Quella differenza è importante.

Una membrana pieghettata potrebbe garantire una ritenzione totale a 0,2 µm, motivo per cui un Cartuccia filtrante a membrana pieghettata in PP/PTFE con purificazione a 0,2 micron Ha senso in soluzioni sterilizzanti, ad alta efficienza o di lucidatura. Tuttavia, anche in diverse configurazioni OEM, il problema non è la cattura submicronica. Le preoccupazioni riguardano lo sfiato regolato dell’aria, la circolazione ripetibile, il blocco degli spruzzi, il controllo dei frammenti grezzi o la presenza di uno sfiato resistente alle sostanze chimiche in un minuscolo componente in plastica.

Una cartuccia a profondità di tipo "melt-blown" è ancora una volta diversa. Una Cartuccia filtrante a profondità in polipropilene ottenuta con il processo “melt blown” offre un filtraggio in profondità a basso costo in ambienti immobiliari mutevoli, ma risulta ingombrante rispetto a un tappo permeabile sinterizzato integrato direttamente nei dispositivi.

E il metallo sinterizzato inossidabile? Più potente. Più caldo. Molto più costoso. A Cartuccia filtrante sinterizzata porosa in acciaio SS316 è l'ideale laddove la temperatura, le sollecitazioni, i solventi o gli urti rendono la plastica troppo fragile.

Prodotti: PE, PP, PTFE, PVDF e quella sostanza chimica che nessuno vorrebbe avere tra le mani

L'opzione di prodotto determina se un filtro in plastica porosa sinterizzata diventerà un componente OEM affidabile o un problema a lento sviluppo.
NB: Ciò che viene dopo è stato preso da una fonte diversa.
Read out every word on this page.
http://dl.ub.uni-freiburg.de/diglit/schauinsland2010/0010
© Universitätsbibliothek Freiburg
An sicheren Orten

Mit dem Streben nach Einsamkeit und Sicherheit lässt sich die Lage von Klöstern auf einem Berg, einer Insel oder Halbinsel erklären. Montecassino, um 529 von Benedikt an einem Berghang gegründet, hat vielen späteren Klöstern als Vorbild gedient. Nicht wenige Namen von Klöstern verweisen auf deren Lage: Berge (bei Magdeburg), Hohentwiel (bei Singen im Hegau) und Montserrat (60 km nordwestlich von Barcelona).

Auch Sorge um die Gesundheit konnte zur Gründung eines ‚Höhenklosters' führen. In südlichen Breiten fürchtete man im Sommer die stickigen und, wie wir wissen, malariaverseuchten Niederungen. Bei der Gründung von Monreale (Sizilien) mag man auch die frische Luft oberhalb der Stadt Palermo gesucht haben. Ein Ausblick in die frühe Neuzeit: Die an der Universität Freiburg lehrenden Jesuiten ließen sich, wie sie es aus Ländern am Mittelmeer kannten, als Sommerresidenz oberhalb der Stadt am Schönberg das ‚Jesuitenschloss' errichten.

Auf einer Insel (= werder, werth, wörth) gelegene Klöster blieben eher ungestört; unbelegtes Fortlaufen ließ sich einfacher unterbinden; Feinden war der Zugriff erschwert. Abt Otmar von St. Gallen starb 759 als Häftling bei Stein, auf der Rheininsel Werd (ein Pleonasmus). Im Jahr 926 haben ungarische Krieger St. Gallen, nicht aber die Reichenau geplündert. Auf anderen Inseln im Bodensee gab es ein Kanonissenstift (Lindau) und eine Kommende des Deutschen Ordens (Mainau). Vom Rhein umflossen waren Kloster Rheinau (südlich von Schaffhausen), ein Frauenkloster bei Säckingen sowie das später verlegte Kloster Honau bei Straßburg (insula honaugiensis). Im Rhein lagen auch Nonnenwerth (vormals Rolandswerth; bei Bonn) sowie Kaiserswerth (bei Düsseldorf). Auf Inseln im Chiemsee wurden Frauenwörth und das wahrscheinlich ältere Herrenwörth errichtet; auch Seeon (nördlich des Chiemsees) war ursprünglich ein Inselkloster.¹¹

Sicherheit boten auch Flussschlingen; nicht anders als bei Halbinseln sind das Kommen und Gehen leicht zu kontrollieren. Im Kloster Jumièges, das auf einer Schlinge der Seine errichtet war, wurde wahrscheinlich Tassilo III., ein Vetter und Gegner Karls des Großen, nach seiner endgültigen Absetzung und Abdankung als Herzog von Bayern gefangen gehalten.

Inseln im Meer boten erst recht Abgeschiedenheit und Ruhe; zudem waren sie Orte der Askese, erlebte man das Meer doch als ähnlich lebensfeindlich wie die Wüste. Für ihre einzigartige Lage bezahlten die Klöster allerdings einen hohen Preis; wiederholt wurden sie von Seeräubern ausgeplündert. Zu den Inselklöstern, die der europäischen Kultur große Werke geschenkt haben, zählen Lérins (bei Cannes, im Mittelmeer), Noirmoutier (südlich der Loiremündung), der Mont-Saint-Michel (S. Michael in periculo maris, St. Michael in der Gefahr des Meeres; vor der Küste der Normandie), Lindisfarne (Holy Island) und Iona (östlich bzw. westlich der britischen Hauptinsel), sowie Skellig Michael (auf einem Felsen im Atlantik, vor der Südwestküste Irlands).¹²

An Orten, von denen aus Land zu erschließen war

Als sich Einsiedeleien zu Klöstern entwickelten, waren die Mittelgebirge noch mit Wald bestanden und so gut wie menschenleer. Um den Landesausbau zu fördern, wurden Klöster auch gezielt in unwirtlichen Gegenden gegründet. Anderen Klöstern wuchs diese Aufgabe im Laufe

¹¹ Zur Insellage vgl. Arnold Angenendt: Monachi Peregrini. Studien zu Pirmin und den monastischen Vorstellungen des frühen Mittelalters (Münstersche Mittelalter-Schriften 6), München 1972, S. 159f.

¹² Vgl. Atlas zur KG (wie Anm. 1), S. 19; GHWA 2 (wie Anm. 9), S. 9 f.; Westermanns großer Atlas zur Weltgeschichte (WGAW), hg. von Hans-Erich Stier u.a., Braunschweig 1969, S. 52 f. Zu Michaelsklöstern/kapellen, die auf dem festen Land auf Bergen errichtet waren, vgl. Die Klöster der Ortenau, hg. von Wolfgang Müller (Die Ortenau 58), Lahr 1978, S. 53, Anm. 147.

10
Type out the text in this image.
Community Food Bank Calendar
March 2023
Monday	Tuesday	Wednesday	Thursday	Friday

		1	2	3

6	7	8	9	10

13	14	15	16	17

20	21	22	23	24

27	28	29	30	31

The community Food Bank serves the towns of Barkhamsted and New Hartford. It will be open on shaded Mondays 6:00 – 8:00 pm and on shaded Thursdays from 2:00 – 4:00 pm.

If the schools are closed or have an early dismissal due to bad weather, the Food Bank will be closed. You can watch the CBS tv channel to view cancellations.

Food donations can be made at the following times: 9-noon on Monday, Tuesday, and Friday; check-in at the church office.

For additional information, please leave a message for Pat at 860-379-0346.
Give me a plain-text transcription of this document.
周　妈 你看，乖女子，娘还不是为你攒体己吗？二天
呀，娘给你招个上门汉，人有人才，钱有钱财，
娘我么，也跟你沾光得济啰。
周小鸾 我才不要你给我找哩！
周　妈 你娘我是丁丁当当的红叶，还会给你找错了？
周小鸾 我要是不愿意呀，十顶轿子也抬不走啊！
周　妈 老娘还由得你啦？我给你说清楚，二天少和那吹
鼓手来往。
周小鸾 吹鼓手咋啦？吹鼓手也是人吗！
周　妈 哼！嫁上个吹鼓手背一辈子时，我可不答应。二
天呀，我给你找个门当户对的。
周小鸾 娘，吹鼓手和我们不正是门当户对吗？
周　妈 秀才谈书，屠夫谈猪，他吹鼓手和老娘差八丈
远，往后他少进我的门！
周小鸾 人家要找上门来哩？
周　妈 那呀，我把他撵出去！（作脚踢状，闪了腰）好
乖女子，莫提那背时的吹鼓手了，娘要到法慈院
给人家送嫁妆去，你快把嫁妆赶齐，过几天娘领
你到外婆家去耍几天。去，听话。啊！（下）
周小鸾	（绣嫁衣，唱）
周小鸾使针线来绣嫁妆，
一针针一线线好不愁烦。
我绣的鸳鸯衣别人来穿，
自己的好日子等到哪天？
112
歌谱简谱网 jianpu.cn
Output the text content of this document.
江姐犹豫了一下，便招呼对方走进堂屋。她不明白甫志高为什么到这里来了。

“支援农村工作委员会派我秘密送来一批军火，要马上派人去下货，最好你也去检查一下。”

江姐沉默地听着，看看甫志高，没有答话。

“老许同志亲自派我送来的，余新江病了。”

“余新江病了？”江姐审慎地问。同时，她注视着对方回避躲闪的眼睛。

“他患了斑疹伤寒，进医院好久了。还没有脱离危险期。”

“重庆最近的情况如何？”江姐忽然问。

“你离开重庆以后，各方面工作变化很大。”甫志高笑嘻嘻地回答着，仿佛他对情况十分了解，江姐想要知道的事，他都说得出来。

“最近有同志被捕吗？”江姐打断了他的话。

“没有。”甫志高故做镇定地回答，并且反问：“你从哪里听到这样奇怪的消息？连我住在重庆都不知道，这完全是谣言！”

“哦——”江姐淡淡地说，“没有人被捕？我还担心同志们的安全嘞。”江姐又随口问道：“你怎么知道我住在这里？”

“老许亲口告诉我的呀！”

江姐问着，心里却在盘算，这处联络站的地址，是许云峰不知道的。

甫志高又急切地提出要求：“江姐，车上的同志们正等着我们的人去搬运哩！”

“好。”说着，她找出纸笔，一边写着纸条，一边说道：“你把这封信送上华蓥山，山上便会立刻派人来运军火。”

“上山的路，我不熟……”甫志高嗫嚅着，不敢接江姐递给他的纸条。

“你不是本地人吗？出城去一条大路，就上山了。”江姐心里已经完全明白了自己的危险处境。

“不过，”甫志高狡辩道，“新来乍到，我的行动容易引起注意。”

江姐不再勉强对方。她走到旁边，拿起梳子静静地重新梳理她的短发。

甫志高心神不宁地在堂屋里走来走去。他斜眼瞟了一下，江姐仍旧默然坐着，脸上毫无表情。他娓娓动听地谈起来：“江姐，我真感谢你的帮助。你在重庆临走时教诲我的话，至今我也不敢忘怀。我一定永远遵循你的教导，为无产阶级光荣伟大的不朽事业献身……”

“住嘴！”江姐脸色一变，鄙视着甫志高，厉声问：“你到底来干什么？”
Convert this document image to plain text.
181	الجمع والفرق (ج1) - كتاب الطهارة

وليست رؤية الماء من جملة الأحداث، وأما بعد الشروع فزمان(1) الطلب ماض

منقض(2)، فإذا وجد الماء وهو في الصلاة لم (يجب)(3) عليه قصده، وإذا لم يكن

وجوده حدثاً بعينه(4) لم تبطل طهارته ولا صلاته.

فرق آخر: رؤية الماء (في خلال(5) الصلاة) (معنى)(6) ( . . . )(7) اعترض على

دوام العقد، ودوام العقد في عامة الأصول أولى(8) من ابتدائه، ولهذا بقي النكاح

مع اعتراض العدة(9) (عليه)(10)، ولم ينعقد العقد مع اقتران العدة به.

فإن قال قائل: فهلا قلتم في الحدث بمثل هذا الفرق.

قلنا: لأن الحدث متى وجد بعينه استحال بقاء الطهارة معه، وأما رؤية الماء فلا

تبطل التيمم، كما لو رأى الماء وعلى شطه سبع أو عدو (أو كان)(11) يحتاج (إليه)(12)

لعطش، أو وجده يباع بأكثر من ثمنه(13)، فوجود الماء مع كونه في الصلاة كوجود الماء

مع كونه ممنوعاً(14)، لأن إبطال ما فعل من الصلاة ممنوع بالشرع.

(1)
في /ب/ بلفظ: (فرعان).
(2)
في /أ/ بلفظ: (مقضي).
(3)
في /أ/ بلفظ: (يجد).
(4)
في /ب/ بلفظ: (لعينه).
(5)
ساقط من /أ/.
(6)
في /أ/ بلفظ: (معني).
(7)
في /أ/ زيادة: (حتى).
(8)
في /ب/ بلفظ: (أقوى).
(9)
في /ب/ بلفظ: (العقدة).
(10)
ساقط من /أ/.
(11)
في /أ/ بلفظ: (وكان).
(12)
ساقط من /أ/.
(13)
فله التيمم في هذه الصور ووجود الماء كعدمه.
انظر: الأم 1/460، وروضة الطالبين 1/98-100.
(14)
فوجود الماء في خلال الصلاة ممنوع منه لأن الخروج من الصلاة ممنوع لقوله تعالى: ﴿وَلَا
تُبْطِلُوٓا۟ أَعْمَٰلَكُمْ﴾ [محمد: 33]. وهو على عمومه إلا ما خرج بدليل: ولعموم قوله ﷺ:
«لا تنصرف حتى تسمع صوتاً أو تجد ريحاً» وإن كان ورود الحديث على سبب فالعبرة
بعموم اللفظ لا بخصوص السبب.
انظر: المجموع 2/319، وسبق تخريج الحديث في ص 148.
I filtri in polietilene permeabile sono la soluzione standard più diffusa, poiché il PE offre un’ottima resistenza chimica, un costo contenuto e un comportamento di sinterizzazione affidabile. L’UHMWPE aggiunge resistenza all’abrasione e tenacità. Il PP può rivelarsi utile per acque a temperature più elevate e per un’esposizione diretta a una gamma più ampia di sostanze chimiche. Il PTFE offre una resistenza chimica nettamente superiore, ma l’approvvigionamento e i controlli normativi risultano più complessi. Il PVDF si colloca a metà strada: è chimicamente più resistente di molte altre materie plastiche, ma non sempre rappresenta la soluzione più economica.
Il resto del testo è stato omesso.